March 16th, 2009

planet

if you were an AIG exec, would you take a bonus now?

If you read my journal, you may have heard me complain before about the annoying double-standards the middle class projects onto capitalism as a whole. I heard lots of my coworkers complain about how overpaid CEOs are, but let's face it, my coworkers aren't exactly making minimum wage either. The conversations usually go like this:

I think it's criminal how much that guy makes. Downright immoral. He's pulling in millions! He makes 40 times what I do!

You make forty times what some farmer in Africa makes.

Yeah but that's different. They have a totally different standard of living there.

That's what our CEO says about you!

Oh okay so you're saying I'm just supposed to give everything away to poor people even though I worked for it? I'm so tired of you socialists.

But you thought our CEO should make less... where's the "criminally wealthy" line?"

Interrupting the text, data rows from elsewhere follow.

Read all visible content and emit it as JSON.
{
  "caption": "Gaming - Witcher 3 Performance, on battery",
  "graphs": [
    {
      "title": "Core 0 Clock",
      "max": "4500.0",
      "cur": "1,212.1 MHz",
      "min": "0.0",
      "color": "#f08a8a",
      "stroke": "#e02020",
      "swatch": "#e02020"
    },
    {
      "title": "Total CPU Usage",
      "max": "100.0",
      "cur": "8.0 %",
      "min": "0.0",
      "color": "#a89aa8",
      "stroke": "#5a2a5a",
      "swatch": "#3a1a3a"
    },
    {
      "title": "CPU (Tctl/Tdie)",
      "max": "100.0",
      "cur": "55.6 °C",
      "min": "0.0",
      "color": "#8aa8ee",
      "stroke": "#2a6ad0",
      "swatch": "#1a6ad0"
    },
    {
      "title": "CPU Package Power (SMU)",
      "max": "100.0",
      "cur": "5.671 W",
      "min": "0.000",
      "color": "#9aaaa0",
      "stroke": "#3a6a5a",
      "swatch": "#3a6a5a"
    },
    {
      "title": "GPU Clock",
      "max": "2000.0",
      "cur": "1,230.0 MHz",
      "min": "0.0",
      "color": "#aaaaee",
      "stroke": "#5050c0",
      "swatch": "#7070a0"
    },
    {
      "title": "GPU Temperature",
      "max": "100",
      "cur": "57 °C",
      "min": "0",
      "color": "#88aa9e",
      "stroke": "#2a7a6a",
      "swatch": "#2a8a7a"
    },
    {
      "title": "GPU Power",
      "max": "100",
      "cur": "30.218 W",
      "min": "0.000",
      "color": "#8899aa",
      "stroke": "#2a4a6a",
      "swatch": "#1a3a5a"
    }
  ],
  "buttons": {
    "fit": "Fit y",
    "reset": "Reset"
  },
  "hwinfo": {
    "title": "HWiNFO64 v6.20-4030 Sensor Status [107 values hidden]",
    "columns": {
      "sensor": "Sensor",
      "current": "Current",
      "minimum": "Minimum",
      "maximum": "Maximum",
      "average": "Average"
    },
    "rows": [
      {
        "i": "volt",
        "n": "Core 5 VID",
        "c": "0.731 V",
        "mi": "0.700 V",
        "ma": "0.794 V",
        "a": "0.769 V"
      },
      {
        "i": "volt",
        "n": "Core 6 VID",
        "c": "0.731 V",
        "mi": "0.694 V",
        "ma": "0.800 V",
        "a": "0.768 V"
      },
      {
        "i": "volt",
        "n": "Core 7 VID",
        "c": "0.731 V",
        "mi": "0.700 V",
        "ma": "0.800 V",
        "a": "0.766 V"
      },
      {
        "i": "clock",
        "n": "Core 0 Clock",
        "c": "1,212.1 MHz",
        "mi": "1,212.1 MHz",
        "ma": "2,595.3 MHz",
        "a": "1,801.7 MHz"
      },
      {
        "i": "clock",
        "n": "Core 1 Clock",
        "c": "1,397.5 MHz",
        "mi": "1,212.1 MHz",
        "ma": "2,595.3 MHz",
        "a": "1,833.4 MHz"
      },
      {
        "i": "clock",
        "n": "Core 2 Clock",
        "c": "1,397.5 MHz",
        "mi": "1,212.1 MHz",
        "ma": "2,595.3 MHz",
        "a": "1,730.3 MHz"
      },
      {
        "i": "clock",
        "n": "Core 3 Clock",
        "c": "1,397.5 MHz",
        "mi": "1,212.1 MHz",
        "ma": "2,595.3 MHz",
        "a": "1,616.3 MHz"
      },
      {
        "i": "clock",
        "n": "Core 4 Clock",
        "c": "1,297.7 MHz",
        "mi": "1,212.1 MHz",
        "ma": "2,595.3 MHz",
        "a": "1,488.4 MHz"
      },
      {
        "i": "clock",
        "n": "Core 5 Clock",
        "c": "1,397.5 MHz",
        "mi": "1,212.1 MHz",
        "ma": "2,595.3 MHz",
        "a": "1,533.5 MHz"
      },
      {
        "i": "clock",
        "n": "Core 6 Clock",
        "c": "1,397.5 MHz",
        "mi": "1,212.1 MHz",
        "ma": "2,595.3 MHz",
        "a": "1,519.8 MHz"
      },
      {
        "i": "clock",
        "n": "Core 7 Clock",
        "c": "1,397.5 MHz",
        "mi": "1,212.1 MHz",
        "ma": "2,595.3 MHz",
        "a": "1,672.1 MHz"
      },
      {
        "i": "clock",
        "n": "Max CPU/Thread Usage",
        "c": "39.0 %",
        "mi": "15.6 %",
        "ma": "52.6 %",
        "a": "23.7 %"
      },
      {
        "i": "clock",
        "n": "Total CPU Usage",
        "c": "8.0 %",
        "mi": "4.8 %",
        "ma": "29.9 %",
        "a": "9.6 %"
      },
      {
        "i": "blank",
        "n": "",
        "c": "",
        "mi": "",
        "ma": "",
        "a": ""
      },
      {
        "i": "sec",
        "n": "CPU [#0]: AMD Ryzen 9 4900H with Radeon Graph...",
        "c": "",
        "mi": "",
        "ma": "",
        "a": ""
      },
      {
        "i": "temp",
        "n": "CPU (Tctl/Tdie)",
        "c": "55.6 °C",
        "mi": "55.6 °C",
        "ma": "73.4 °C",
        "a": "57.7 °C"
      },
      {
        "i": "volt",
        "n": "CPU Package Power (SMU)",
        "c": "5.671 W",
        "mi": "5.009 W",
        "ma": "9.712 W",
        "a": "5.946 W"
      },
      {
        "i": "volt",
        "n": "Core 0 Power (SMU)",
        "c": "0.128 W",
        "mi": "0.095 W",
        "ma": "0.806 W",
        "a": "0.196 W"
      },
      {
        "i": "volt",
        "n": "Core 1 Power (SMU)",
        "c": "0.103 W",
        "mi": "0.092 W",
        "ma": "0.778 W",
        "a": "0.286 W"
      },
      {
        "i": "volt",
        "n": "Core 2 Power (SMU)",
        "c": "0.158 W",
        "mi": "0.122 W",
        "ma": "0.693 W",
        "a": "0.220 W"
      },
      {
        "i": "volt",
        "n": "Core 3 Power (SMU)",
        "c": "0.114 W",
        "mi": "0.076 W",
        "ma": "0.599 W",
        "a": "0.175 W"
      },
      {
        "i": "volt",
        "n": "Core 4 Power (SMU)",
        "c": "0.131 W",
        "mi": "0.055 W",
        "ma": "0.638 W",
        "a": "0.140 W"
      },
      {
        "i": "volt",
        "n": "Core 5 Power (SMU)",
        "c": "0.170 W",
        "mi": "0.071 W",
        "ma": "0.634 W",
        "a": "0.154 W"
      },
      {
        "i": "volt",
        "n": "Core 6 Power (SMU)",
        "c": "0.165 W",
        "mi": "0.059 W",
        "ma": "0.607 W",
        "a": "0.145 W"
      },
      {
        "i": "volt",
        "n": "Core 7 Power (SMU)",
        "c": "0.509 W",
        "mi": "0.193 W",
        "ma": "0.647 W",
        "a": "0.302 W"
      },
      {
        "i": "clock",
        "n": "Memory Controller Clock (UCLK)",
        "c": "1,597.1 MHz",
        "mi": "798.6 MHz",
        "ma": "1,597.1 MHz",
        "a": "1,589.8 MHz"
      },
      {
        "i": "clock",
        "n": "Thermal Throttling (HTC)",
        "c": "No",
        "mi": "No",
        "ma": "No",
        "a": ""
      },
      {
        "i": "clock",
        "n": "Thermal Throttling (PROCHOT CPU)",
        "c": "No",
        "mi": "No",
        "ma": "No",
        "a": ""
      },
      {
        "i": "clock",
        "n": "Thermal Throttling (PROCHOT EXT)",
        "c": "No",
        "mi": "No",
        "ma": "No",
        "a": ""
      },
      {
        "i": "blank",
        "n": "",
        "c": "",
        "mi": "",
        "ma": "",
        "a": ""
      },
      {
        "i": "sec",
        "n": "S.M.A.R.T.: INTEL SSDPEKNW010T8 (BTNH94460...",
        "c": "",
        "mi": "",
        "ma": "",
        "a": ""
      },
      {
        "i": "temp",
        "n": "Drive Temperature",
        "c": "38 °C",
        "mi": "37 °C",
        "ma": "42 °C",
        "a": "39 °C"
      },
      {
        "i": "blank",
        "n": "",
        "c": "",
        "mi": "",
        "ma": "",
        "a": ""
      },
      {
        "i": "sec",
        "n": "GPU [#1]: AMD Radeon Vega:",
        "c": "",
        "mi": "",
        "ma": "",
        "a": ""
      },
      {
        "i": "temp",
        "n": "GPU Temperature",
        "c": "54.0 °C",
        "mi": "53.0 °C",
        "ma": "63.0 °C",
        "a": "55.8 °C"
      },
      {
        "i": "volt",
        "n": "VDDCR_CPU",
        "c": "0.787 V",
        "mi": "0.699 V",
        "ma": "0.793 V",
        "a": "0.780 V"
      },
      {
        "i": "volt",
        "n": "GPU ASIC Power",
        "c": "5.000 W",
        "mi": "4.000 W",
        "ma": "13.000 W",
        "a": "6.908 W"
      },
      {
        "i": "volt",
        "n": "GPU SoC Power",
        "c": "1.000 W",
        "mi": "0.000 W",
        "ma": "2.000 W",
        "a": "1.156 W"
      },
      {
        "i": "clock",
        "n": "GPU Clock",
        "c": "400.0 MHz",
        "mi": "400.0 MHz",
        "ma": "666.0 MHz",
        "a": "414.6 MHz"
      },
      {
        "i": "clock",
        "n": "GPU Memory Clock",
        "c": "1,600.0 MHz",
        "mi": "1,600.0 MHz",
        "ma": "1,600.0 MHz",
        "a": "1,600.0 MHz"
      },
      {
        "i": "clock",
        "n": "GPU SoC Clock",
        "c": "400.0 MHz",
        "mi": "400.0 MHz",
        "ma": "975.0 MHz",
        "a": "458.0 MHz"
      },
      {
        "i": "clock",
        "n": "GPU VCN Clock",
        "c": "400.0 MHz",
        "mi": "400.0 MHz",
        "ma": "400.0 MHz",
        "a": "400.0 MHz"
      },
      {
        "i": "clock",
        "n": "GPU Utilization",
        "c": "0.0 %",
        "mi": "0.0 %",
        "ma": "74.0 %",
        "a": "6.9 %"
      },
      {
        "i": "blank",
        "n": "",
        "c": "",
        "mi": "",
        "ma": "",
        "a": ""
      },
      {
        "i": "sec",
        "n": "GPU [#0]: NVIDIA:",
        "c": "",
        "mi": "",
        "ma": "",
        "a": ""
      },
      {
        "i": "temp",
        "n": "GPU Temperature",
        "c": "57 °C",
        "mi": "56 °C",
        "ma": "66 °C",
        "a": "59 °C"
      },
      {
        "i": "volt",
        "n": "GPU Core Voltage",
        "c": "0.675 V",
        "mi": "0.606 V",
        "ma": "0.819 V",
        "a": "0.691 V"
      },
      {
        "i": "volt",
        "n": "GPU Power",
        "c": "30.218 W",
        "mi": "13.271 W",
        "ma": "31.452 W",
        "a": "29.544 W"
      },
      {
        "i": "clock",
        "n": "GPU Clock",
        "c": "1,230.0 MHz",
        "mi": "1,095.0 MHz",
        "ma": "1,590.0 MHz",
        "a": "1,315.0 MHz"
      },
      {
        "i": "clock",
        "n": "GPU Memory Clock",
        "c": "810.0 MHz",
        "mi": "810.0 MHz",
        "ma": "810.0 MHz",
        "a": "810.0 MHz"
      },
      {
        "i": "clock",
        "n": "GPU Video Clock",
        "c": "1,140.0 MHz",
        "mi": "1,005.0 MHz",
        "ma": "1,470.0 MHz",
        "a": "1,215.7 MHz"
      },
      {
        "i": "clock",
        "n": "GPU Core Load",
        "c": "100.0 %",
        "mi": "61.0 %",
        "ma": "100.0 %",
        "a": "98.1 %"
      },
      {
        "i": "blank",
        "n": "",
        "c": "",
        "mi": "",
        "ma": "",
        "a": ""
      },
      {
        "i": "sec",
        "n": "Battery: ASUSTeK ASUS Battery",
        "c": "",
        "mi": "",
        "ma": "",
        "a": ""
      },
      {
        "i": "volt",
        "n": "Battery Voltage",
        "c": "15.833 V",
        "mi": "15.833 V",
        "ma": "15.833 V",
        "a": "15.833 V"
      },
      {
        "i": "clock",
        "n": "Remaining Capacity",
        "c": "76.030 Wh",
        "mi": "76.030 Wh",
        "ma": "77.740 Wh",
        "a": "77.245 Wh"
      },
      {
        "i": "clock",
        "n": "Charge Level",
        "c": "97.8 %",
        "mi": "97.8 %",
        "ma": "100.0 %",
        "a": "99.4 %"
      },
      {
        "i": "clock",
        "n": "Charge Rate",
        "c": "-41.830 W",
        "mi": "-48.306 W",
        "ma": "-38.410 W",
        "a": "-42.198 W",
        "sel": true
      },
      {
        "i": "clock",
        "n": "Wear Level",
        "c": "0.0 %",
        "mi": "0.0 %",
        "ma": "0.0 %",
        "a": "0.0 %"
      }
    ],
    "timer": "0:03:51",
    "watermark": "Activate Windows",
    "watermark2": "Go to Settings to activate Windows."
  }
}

And so on... but the gist is that the line is fascinatingly close to whatever salary the person I'm talking to is making. It's okay to make 40 or 70K a year, but not 200! No one ever thinks he's too rich, we're all middle class, right?

So my question of the day when hearing people complain about AIG... would you take the bonus? Seriously. Let's say your company isn't doing so well, some people are being let go. But your 2008 contract says you get a bonus. And you need it... your son just got laid off, your retirement fund sucks, you're worried about whether your savings account is big enough should the great depression hit.

And keep in mind a lot of these "execs" are not millionaires, they might be hitting six figures... or might not be. But regardless it's still an important question... at what salary would you be able to say, "You know? I've got enough." What if you made 50K a year, is that enough? What if you made 30K?

I like to think that if I were in that position, I'd be tough enough to admit that I don't need the money. Or I'd take it, and donate it, if it was going to be a paperwork nightmare to turn it back into the company (it might be, if you're the one person in 1000 who wants to turn your bonus back in). But honestly I'm not exactly a philanthropist worth looking up to even now. I'm scared like everyone, and sort of lazy... what makes me think that if I had a little more money, I'd suddenly do the most noble thing possible with it?

It's very easy for people to say, "Well I know one thing, I wouldn't use taxpayer money to pay a bunch of jerks who screwed up our economy!" I'm not asking you about paying other people, or how you want to judge others. Because let's face it... it takes one bad guy to decide to give out the bonuses, but once he does, hundreds of people enable him by pretending they're powerless or pretending they need it. Statistically speaking, you're more likely to be an enabler than the one handing out the money, so my question is much more important. Change and recovery doesn't happen because we point fingers at each other, it happens when we as individuals start saying "We're better than this" and making decisions that improve the world. If you're angry about what AIG did, you could change it with your own life.

I'm asking whether you'd take the money.